Communications executive

Dario Straschnoy is a communications executive in Argentina, Chairman of Untold and CEO of The Juju. He is recognized for his work as President and partner of Young & Rubicam's Argentine office.

== Early career ==
Dario Straschnoy began his advertising career after studying Psychology at Buenos Aires University. At the end of high school, he worked at his father's glassware company and when he was 20 years old, he began his own business: publishing classified ads.

== Young & Rubicam ==

In 1988, when he was part of the Funes, Straschnoy & Dreyfus agency, he partnered with Young & Rubicam and assumed the presidency of the group.

Under the leadership of Straschnoy, Young & Rubicam won awards at the major festivals worldwide, including more than twenty-five Cannes Lions and eleven Martín Fierro awards in the 'Best Advertising Notice' shortlist.

In 2012 and 2013, it was chosen as the best advertising agency of the year in the Jerry Goldenberg Awards for Excellence in Communications and in 2011, it was the most awarded in Effie Awards.

Under Straschnoy's leadership, the agency won 20 ‘Lápiz de Platino’, seven of which were in the TV category, five of which were for best agency.

They have won more than fifty awards in different festivals, such as the Clio Awards, Wave Rio, San Sebastian, FIAP, Buenos Anuncios, Clarin Awards (Grand Prix), El Ojo de Iberoamerica, The Sun, New York and London Festival, among others.

The agency also ranked first in the Global Ranking of Advertising Agencies, whose name is AgencyScope and is conducted by the Spanish Consulting Group.

By the end of 2013, he had left the organization.

== Untold_ ==
In early 2014, he founded the advertising agency Carlos y Darío, along with publicist Carlos Baccetti. Soon after, he created Agora, which is a public affairs & strategic communications agency, and Fogdog, a brand insight consultancy. Together, the three companies constitute Untold, a communications' professionals ecosystem. The ecosystem has since grown to include Quiddity, a Big Data and research consultancy, and Actionline, a call center. The ecosystem has offices in Buenos Aires, São Paulo, Medellín, Miami, Mexico City and Bogotá.

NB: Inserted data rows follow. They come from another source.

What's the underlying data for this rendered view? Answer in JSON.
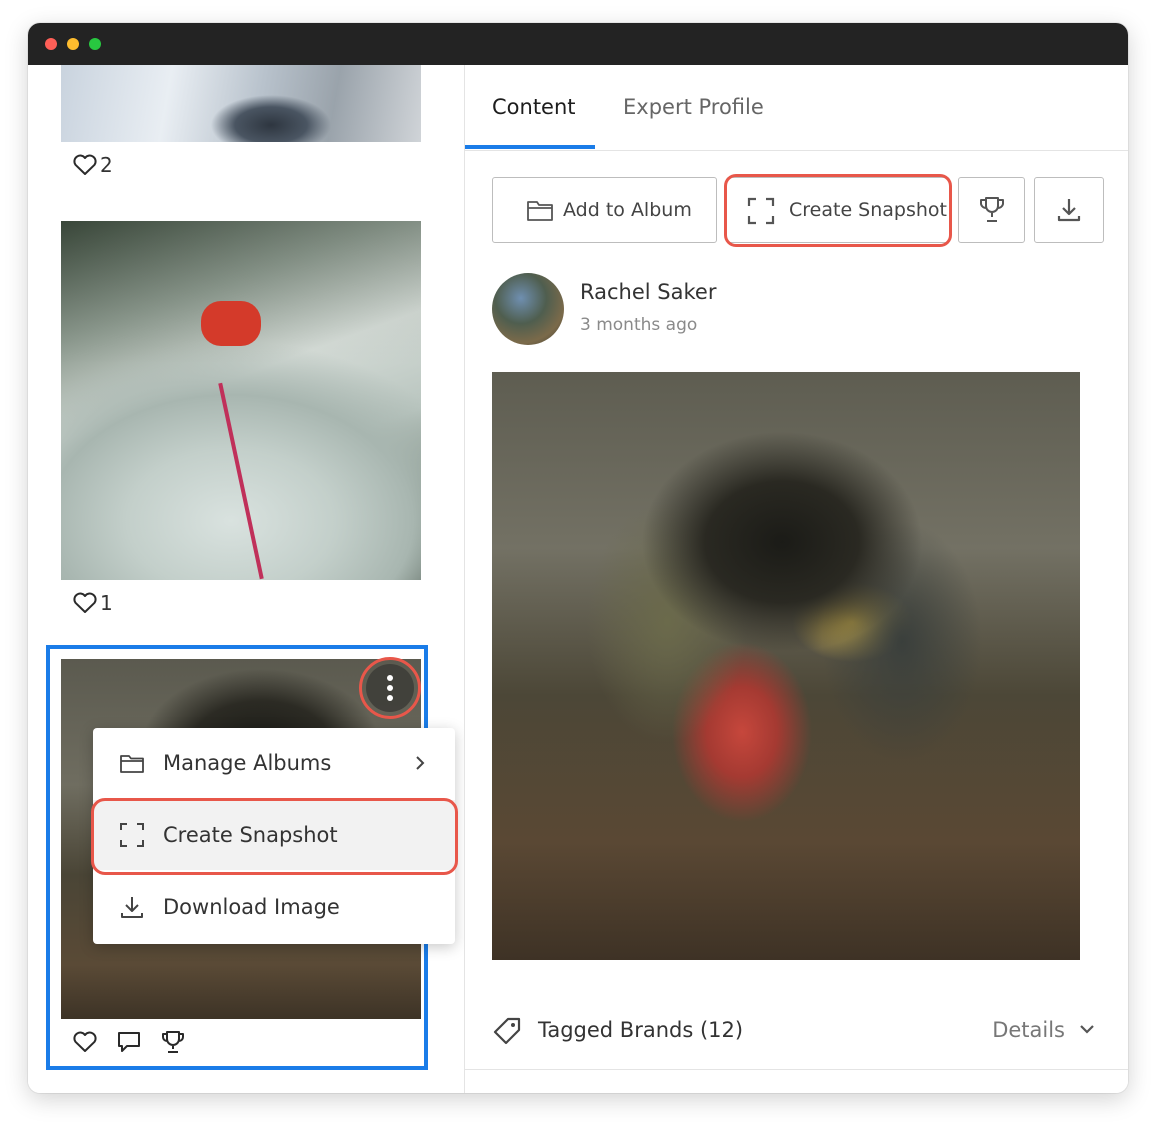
{
  "window": {
    "controls": [
      "close",
      "minimize",
      "maximize"
    ]
  },
  "feed": {
    "posts": [
      {
        "likes": "2"
      },
      {
        "likes": "1"
      }
    ],
    "context_menu": {
      "items": [
        {
          "label": "Manage Albums",
          "icon": "folder-icon"
        },
        {
          "label": "Create Snapshot",
          "icon": "snapshot-icon"
        },
        {
          "label": "Download Image",
          "icon": "download-icon"
        }
      ]
    }
  },
  "detail": {
    "tabs": [
      {
        "label": "Content",
        "active": true
      },
      {
        "label": "Expert Profile",
        "active": false
      }
    ],
    "actions": {
      "add_to_album": "Add to Album",
      "create_snapshot": "Create Snapshot"
    },
    "author": {
      "name": "Rachel Saker",
      "time": "3 months ago"
    },
    "tagged_brands": "Tagged Brands (12)",
    "details_label": "Details"
  },
  "colors": {
    "accent": "#1a7ce8",
    "highlight_ring": "#e8574a"
  }
}
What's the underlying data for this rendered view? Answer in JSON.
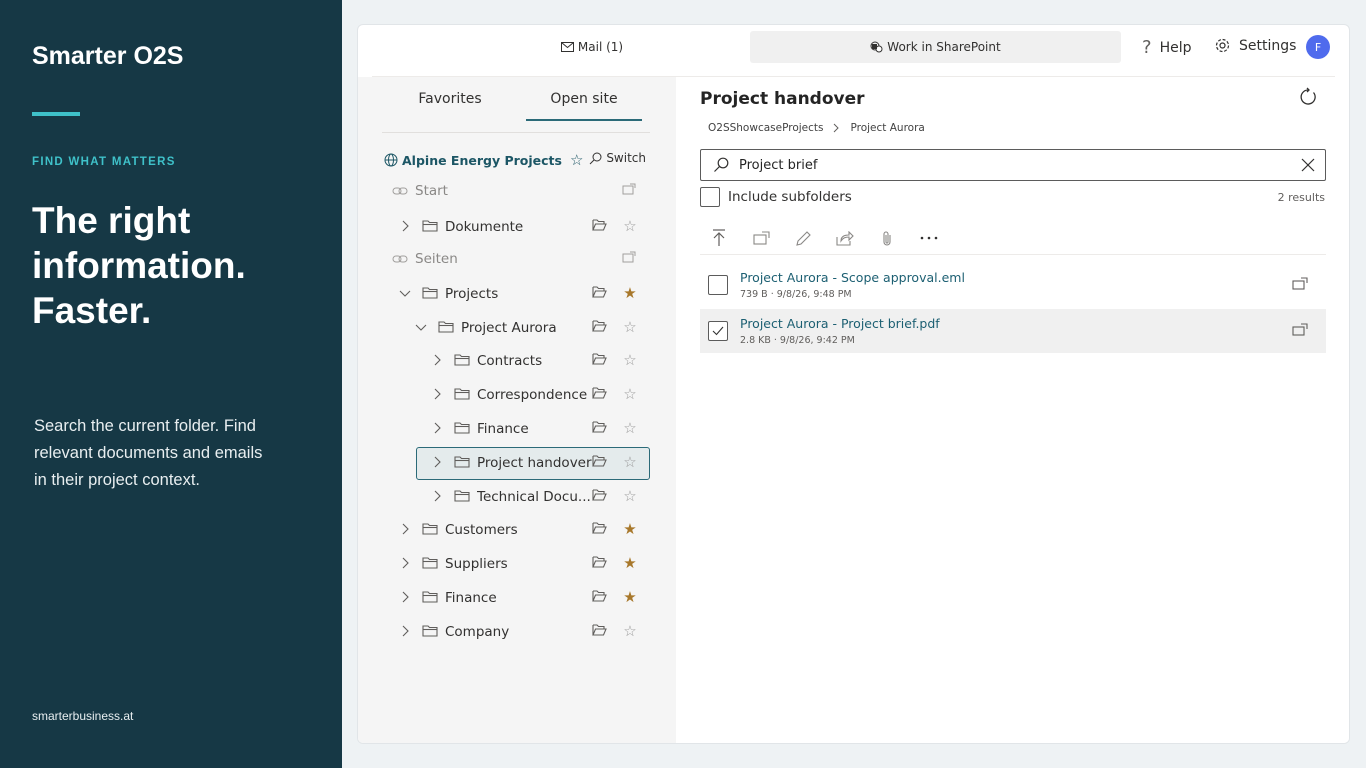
{
  "promo": {
    "brand": "Smarter O2S",
    "kicker": "FIND WHAT MATTERS",
    "headline": "The right information. Faster.",
    "copy": "Search the current folder. Find relevant documents and emails in their project context.",
    "site": "smarterbusiness.at",
    "accent_color": "#3fc1c9",
    "bg_color": "#163845"
  },
  "topbar": {
    "mail_label": "Mail (1)",
    "sharepoint_label": "Work in SharePoint",
    "help_label": "Help",
    "settings_label": "Settings",
    "avatar_initial": "F"
  },
  "sidebar": {
    "tabs": [
      "Favorites",
      "Open site"
    ],
    "active_tab": "Open site",
    "site_name": "Alpine Energy Projects",
    "switch_label": "Switch",
    "items": [
      {
        "label": "Start",
        "type": "link",
        "starred": null
      },
      {
        "label": "Dokumente",
        "type": "folder",
        "starred": false
      },
      {
        "label": "Seiten",
        "type": "link",
        "starred": null
      },
      {
        "label": "Projects",
        "type": "folder",
        "starred": true
      },
      {
        "label": "Project Aurora",
        "type": "folder",
        "starred": false
      },
      {
        "label": "Contracts",
        "type": "folder",
        "starred": false
      },
      {
        "label": "Correspondence",
        "type": "folder",
        "starred": false
      },
      {
        "label": "Finance",
        "type": "folder",
        "starred": false
      },
      {
        "label": "Project handover",
        "type": "folder",
        "starred": false,
        "selected": true
      },
      {
        "label": "Technical Docu...",
        "type": "folder",
        "starred": false
      },
      {
        "label": "Customers",
        "type": "folder",
        "starred": true
      },
      {
        "label": "Suppliers",
        "type": "folder",
        "starred": true
      },
      {
        "label": "Finance",
        "type": "folder",
        "starred": true
      },
      {
        "label": "Company",
        "type": "folder",
        "starred": false
      }
    ]
  },
  "main": {
    "title": "Project handover",
    "breadcrumb": [
      "O2SShowcaseProjects",
      "Project Aurora"
    ],
    "search_value": "Project brief",
    "include_subfolders_label": "Include subfolders",
    "results_label": "2 results",
    "files": [
      {
        "name": "Project Aurora - Scope approval.eml",
        "meta": "739 B · 9/8/26, 9:48 PM",
        "checked": false
      },
      {
        "name": "Project Aurora - Project brief.pdf",
        "meta": "2.8 KB · 9/8/26, 9:42 PM",
        "checked": true
      }
    ],
    "toolbar_icons": [
      "upload-icon",
      "open-external-icon",
      "edit-icon",
      "share-icon",
      "attach-icon",
      "more-icon"
    ]
  },
  "colors": {
    "accent": "#2b6a78",
    "star_on": "#a8782b",
    "link": "#1c5f72",
    "avatar": "#4f6bed"
  }
}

== Awards and Recognitions ==
Darío Straschnoy was chosen as one of the men with the best reputation in the country by Merco ranking and consulting Villafañe y Asociados. In 2011, for example, he was ranked 29; in 2013, he was the only employer in the advertising industry that integrated the ranking.

In 1997, he won the Konex Award and was recognized as one of the top five advertisers of that decade. Ten years later, in 2007, he was part of the jury that chose the best advertisers of the past decade.

In 2011, he was part of the jury for the First Cannes Creative Effectiveness Award.